3. A minimum of 500 tickets must be available for the visiting team. These are to be used by player and coaches’ families and aren’t expected to be sold to opposing fans.
4. School bands will be allowed. So, yes, the Georgia Redcoat Marching Band is coming. But it won’t march and won’t likely be 400 strong, as per usual. The SEC’s guidelines allow for bands to attend the games but not to perform on the field before, after or at halftime. Likewise, there will be no presentations or recognitions of any kind done on the field.
5. As expected by the Football Writers Association of America (FWAA), press boxes will be limited to no more than 50% capacity for media covering games. Postgame press conferences will be conducted via digital conference call, with the reporters remaining in the press boxes or remotely.
6. The home team’s facilities staff will be required to disinfect both the home and visiting team spaces utilizing SEC-approved chemicals and methods. The spaces include the locker rooms, coaches’ rooms, training rooms, sideline areas, coaches’ booths and any additional areas provided to either team. Areas and equipment is then required to be locked down until Thursday or Friday prior to game day. Once both teams have accessed their spaces, only team staff are allowed inside the spaces and no outside individuals, including television personnel, are allowed access.

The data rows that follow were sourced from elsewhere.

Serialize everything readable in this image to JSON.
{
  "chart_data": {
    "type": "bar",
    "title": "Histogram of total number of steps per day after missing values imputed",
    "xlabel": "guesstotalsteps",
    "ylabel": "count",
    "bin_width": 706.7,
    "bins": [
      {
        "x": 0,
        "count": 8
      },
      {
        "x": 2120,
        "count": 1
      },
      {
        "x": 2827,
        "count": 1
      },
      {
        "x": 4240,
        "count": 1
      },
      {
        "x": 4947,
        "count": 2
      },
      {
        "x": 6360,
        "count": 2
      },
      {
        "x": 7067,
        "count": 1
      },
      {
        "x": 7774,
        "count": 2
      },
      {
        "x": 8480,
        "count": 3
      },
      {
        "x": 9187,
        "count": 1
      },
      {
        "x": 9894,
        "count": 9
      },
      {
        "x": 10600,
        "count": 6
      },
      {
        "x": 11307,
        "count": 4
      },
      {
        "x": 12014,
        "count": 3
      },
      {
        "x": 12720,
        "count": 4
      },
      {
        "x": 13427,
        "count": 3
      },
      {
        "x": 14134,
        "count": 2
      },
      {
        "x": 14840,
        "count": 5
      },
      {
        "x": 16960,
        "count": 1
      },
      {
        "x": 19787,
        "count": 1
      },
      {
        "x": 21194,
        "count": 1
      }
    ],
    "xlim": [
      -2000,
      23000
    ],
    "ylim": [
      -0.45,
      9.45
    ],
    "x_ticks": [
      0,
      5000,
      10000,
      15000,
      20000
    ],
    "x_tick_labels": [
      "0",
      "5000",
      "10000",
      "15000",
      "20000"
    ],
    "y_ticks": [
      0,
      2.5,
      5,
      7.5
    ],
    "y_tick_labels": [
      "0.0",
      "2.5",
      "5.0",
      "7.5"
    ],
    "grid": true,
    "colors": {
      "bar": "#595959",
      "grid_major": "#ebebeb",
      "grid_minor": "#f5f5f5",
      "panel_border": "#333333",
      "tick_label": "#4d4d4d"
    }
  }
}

So far there are no specific SEC guidelines for the number of fans that can attend games, other than the seating must adhere to local and federal social-distancing recommendations. Georgia’s Sanford Stadium will be set up at 25% capacity, or a total of about 23,000 spectators.
“Following advice of the SEC’s Return to Activity and Medical Guidance Task Force, we continue to develop policies intended to provide a healthy return to competition,” SEC Commissioner Greg Sankey said in a statement released Friday. “Some of these are difficult decisions but are a reality of our circumstances, and we will continue to develop and refine policies as we monitor issues related to COVID-19.”